Писатель посмотрел в окно, они как раз проползали мимо того места, где прежде высились Рабочий и Колхозница – нержавеющая титаническая пара, слившаяся в оптимистическом порыве.
– Интересно, когда их отреставрируют? – вслух полюбопытствовал автор «Преданных объятий».
– А вы всерьез думаете, их убрали, чтобы отреставрировать? – удивился режиссер.
– Разве нет?
– Конечно нет. Рабочий и Колхозница в стране, занимающей третье место в мире по количеству миллиардеров, это… неформат.
– А что же тогда формат?
– Банкир и Проститутка. Думаю, их здесь и поставят.
– Вы серьезно?
– Абсолютно. А Рабочего и Колхозницу продадут музею Троцкого, в Мексику.
– Почему Троцкого?
– А потому, что извив стального шарфа Кохозницы удивительным образом напоминает профиль Льва Давидовича.
– Шутите?
– Какие шутки, если Сталин за этот извив кучу народу пересажал! Неужели не знаете?
– Н-нет…
– Бедная русская литература!
Сзади послышалось противное кряканье, и черный правительственный «мерседес» с мигалкой в сопровождении джипа, напоминающего броневик, бампером проложил себе дорогу сквозь пробку.

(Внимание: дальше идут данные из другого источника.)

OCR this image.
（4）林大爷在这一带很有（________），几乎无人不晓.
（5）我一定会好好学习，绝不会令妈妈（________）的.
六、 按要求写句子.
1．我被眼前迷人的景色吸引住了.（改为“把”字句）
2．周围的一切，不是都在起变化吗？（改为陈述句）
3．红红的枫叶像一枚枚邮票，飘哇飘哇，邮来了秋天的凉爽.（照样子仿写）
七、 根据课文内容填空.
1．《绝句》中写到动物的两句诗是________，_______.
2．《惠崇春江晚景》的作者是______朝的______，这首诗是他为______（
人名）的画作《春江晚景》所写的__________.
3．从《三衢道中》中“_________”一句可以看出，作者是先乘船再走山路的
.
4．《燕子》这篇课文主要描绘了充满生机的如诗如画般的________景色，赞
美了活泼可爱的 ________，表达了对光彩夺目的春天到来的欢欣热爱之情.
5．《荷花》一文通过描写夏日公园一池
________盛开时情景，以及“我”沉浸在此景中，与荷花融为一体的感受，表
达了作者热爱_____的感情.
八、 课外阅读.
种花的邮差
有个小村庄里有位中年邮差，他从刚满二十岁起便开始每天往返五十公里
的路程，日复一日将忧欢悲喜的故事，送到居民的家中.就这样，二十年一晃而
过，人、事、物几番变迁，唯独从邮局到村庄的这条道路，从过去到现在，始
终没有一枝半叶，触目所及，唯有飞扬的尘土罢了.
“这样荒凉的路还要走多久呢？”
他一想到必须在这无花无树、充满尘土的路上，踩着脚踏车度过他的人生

– Если когда-нибудь случится новая революция, а она обязательно случится, – задумчиво проговорил Жарынин, – начнется она с того, что однажды возмущенные водилы выволокут вот такого руководящего гуся из машины и прибьют монтировками. Не булыжник, заметьте, а монтировка – оружие офисного пролетариата! Ну, вы что-нибудь придумали?
– Даже… не знаю…
– Отлично! Рассказывайте!
– Сюжет еще сыроват…
– Я сырости не боюсь. Давайте!
– Ну, хорошо, – повиновался Кокотов. – Допустим, у человека… Назовем его Прохор…
– Прохором называть нельзя.
– Почему?
– По определению.
– А как? Иван?
– Пусть будет Иван.
– Итак, у Ивана умирает жена, молодая еще, красивая женщина.
– Отлично!
– Он безутешен.
– Бывает.
– В спальне висит большой фотографический портрет покойной.
– Портрет? – с тревогой переспросил режиссер.
– Да, портрет. А что вас смущает? – заволновался писатель.
– Нет, ничего, продолжайте!
– И вот Ивану начинает казаться, будто лицо на портрете живет: улыбается… грустит… надеется…
– А когда Ваня приводит в дом бабу, покойница скраивает такую рожу, что новая подружка падает в обморок. Так?
– Нет, не так.
– А как?
– Лицо на портрете отворачивается, – дрожащим голосом произнес автор дилогии «Отдаться и умереть», собираясь еще добавить про завиток, но, к счастью, вовремя передумал.
– Отворачивается? Вы знаете, что сказал бы по этому поводу Сен-Жон Перс?
– Нет, не знаю…
– А я знаю, но воздержусь, иначе мы поссоримся, и наш ненадежный творческий союз окончательно распадется, как СССР.
Некоторое время ехали молча, в тяжком взаимном неудовольствии. Когда миновали мост и оказались у кокотовского дома, Андрей Львович снова испытал сильное желание выскочить из машины, навсегда вычеркнув из своей жизни этого грубого, нахального, невесть что про себя вообразившего режиссеришку. Только мысль о предстоящей встрече с Натальей Павловной и оставленном ноутбуке удержала его от решительного шага.